In a recent study published in Nature, the DeepMind team introduced a probabilistic weather model called GenCast. GenCast is built on a diffusion model architecture and trained on ERA5 reanalysis data (1979–2018). It can generate a global ensemble forecast for 15 days within 8 minutes at a resolution of 0.25°, covering more than 80 surface and atmospheric variables. In tests involving 1,320 combinations of variables and lead times, GenCast outperformed the European Centre for Medium-Range Weather Forecasts (ECMWF) ensemble prediction system (ENS) in 97.2% of cases. It particularly excelled in predicting extreme weather, tropical cyclone tracks, and wind energy production. This research paves a new path for operational weather forecasting, enabling more accurate and efficient decision-making in weather-related matters.

Academic Impact:
(1)Forecasting Paradigm Shift: GenCast marks the transition from traditional numerical simulation to machine learning-based probabilistic prediction in weather forecasting.
(2)Enhanced Decision Support: By delivering more accurate probabilistic forecasts, GenCast improves our capacity to respond to extreme weather events.
(3)Increased Computational Efficiency: GenCast significantly boosts forecasting efficiency and reduces computational costs.
(4)Expansion of Scientific Research: This study offers fresh insights for developing future meteorological models, advancing the technology of weather forecasting.

01. Cross-sectional Comparative Study: LLMs’ Clinical Knowledge and Reasoning in Ophthalmology Approach Expert-Level Performance

Reference: Thirunavukarasu AJ, Mahmood S, Malem A, et al. Large language models approach expert-level clinical knowledge and reasoning in ophthalmology: A head-to-head cross-sectional study. PLOS Digital Health. 2024;3(4):e0000341. Published 2024 Apr 17. doi:10.1371/journal.pdig.0000341

Ophthalmology—a medical field that heavily relies on accumulated experience and dynamic decision-making—has long faced the global challenge of scarce and unevenly distributed expert resources. Can large language models (LLMs) reach expert-level performance in clinical knowledge and reasoning within ophthalmology?
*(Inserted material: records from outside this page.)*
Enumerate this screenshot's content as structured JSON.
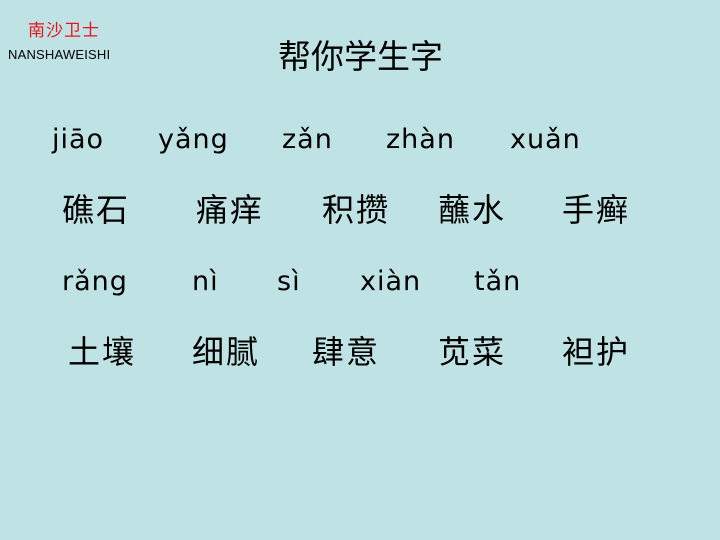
{
  "brand": {
    "name_cn": "南沙卫士",
    "name_en": "NANSHAWEISHI"
  },
  "title": "帮你学生字",
  "row1": {
    "pinyin": [
      "jiāo",
      "yǎng",
      "zǎn",
      "zhàn",
      "xuǎn"
    ],
    "words": [
      "礁石",
      "痛痒",
      "积攒",
      "蘸水",
      "手癣"
    ]
  },
  "row2": {
    "pinyin": [
      "rǎng",
      "nì",
      "sì",
      "xiàn",
      "tǎn"
    ],
    "words": [
      "土壤",
      "细腻",
      "肆意",
      "苋菜",
      "袒护"
    ]
  }
}
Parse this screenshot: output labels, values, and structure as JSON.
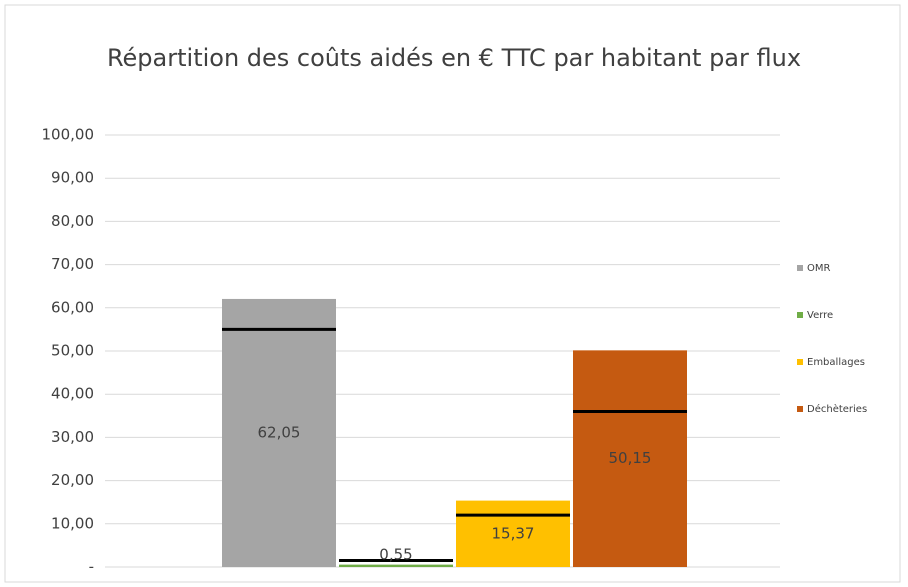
{
  "chart_data": {
    "type": "bar",
    "title": "Répartition des coûts aidés en € TTC par habitant par flux",
    "series": [
      {
        "name": "OMR",
        "color": "#a5a5a5",
        "values": [
          62.05
        ],
        "value_labels": [
          "62,05"
        ],
        "reference": [
          55
        ]
      },
      {
        "name": "Verre",
        "color": "#70ad47",
        "values": [
          0.55
        ],
        "value_labels": [
          "0,55"
        ],
        "reference": [
          1.5
        ]
      },
      {
        "name": "Emballages",
        "color": "#ffc000",
        "values": [
          15.37
        ],
        "value_labels": [
          "15,37"
        ],
        "reference": [
          12
        ]
      },
      {
        "name": "Déchèteries",
        "color": "#c55a11",
        "values": [
          50.15
        ],
        "value_labels": [
          "50,15"
        ],
        "reference": [
          36
        ]
      }
    ],
    "ylim": [
      0,
      100
    ],
    "yticks": [
      {
        "value": 0,
        "label": "-"
      },
      {
        "value": 10,
        "label": "10,00"
      },
      {
        "value": 20,
        "label": "20,00"
      },
      {
        "value": 30,
        "label": "30,00"
      },
      {
        "value": 40,
        "label": "40,00"
      },
      {
        "value": 50,
        "label": "50,00"
      },
      {
        "value": 60,
        "label": "60,00"
      },
      {
        "value": 70,
        "label": "70,00"
      },
      {
        "value": 80,
        "label": "80,00"
      },
      {
        "value": 90,
        "label": "90,00"
      },
      {
        "value": 100,
        "label": "100,00"
      }
    ],
    "grid": true,
    "legend": "right"
  }
}
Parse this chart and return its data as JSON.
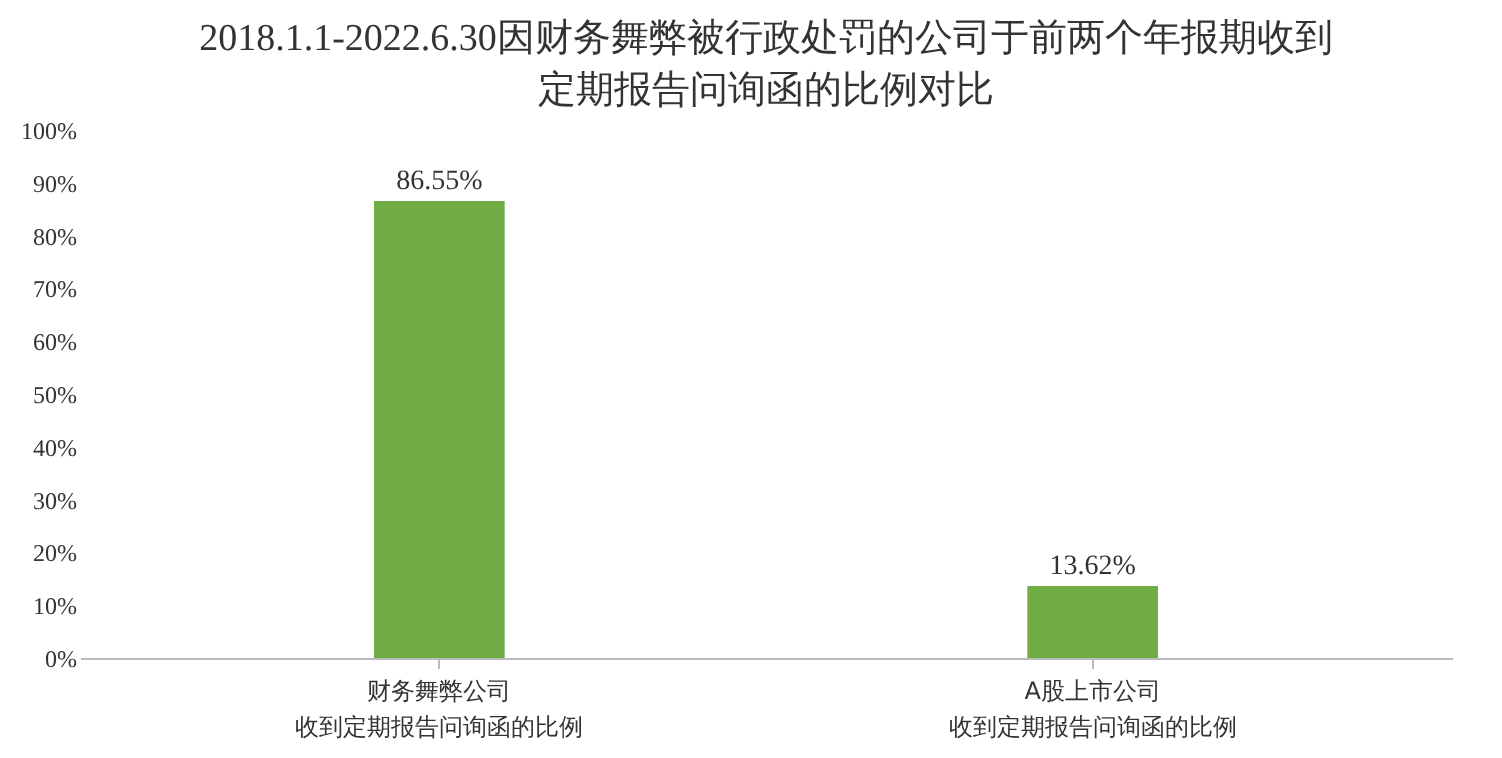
{
  "chart_data": {
    "type": "bar",
    "title": "2018.1.1-2022.6.30因财务舞弊被行政处罚的公司于前两个年报期收到定期报告问询函的比例对比",
    "categories": [
      "财务舞弊公司收到定期报告问询函的比例",
      "A股上市公司收到定期报告问询函的比例"
    ],
    "values": [
      86.55,
      13.62
    ],
    "color": "#6fac46",
    "data_labels": true,
    "value_labels": [
      "86.55%",
      "13.62%"
    ],
    "ylim": [
      0,
      100
    ],
    "yticks": [
      {
        "value": 0,
        "label": "0%"
      },
      {
        "value": 10,
        "label": "10%"
      },
      {
        "value": 20,
        "label": "20%"
      },
      {
        "value": 30,
        "label": "30%"
      },
      {
        "value": 40,
        "label": "40%"
      },
      {
        "value": 50,
        "label": "50%"
      },
      {
        "value": 60,
        "label": "60%"
      },
      {
        "value": 70,
        "label": "70%"
      },
      {
        "value": 80,
        "label": "80%"
      },
      {
        "value": 90,
        "label": "90%"
      },
      {
        "value": 100,
        "label": "100%"
      }
    ],
    "grid": false
  }
}
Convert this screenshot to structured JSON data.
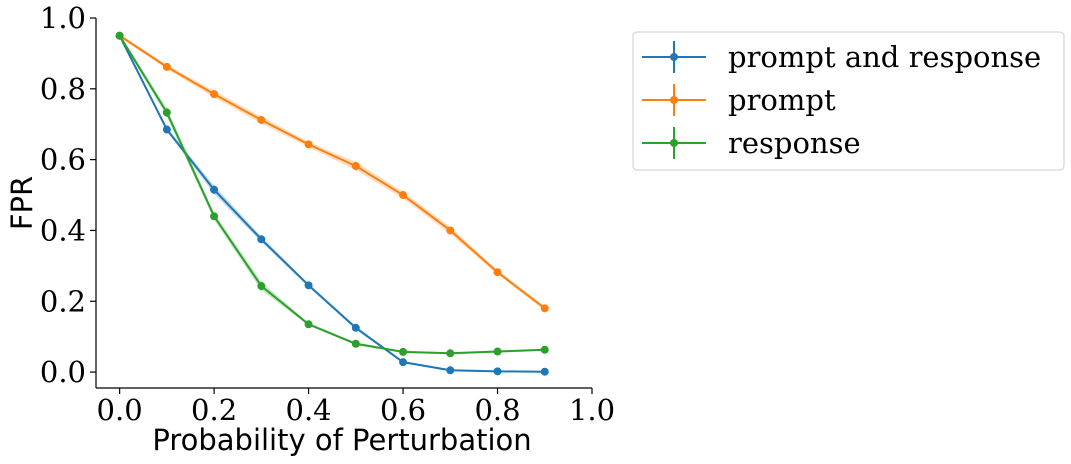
{
  "chart_data": {
    "type": "line",
    "title": "",
    "xlabel": "Probability of Perturbation",
    "ylabel": "FPR",
    "xlim": [
      -0.05,
      1.0
    ],
    "ylim": [
      -0.045,
      1.0
    ],
    "x_ticks": [
      0.0,
      0.2,
      0.4,
      0.6,
      0.8,
      1.0
    ],
    "x_tick_labels": [
      "0.0",
      "0.2",
      "0.4",
      "0.6",
      "0.8",
      "1.0"
    ],
    "y_ticks": [
      0.0,
      0.2,
      0.4,
      0.6,
      0.8,
      1.0
    ],
    "y_tick_labels": [
      "0.0",
      "0.2",
      "0.4",
      "0.6",
      "0.8",
      "1.0"
    ],
    "grid": false,
    "legend_position": "outside-top-right",
    "x": [
      0.0,
      0.1,
      0.2,
      0.3,
      0.4,
      0.5,
      0.6,
      0.7,
      0.8,
      0.9
    ],
    "series": [
      {
        "name": "prompt and response",
        "color": "#1f77b4",
        "values": [
          0.95,
          0.685,
          0.515,
          0.375,
          0.245,
          0.125,
          0.028,
          0.005,
          0.002,
          0.001
        ],
        "band": [
          0.005,
          0.005,
          0.012,
          0.008,
          0.005,
          0.005,
          0.003,
          0.003,
          0.002,
          0.002
        ]
      },
      {
        "name": "prompt",
        "color": "#ff7f0e",
        "values": [
          0.95,
          0.862,
          0.785,
          0.712,
          0.643,
          0.582,
          0.5,
          0.4,
          0.282,
          0.18
        ],
        "band": [
          0.005,
          0.006,
          0.01,
          0.01,
          0.008,
          0.012,
          0.01,
          0.01,
          0.006,
          0.006
        ]
      },
      {
        "name": "response",
        "color": "#2ca02c",
        "values": [
          0.95,
          0.733,
          0.44,
          0.243,
          0.135,
          0.08,
          0.057,
          0.053,
          0.058,
          0.063
        ],
        "band": [
          0.005,
          0.012,
          0.01,
          0.012,
          0.004,
          0.004,
          0.003,
          0.003,
          0.003,
          0.003
        ]
      }
    ]
  }
}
A cross-sectional study published in PLoS Digital Health by a team from the Singapore National Eye Centre and the National University of Singapore revealed both the performance limits and the potential value of LLMs in specialty medicine. The study found that advanced LLMs—exemplified by GPT-4—have already achieved clinical knowledge and reasoning abilities that approach the median level of ophthalmology experts. Their responses were significantly more accurate and relevant than those of other models and non-specialist physicians. In specific subspecialty tasks, such as differentiating retinal diseases, they performed nearly at the level of seasoned experts. However, notable differences remain in the knowledge profiles of LLMs and human doctors. While LLMs exhibit systematic shortcomings in emergency management and individualized treatment recommendations, human doctors tend to be more affected by experience-driven biases. This paradox indicates that LLMs should currently be positioned as “supplementary expert capabilities” rather than outright replacements, with their core value lying in bridging resource gaps rather than disrupting clinical decision-making paradigms.

Academic Impact:
(1)Defining Technological Boundaries: Establishes the “quasi-expert” performance ceiling for LLMs in specialty medicine, clarifying their role in standardized knowledge retrieval and preliminary screening of non-emergency cases.
(2)Innovative Resource Allocation: Offers low-cost, highly accessible “virtual ophthalmology advisors” for regions with limited medical resources, thereby alleviating global disparities in eye health.
(3)Insights into Cognitive Science: Highlights the fundamental differences between human experts’ experience-driven decision-making and LLMs’ probabilistic reasoning, fostering the design of “human-AI complementary” clinical pathways.
(4)Iterative Validation Paradigms: Advocates for a dual-stage evaluation system—comprising specialty competency benchmarking and dynamic clinical feedback—to mitigate the risks associated with technological overreach.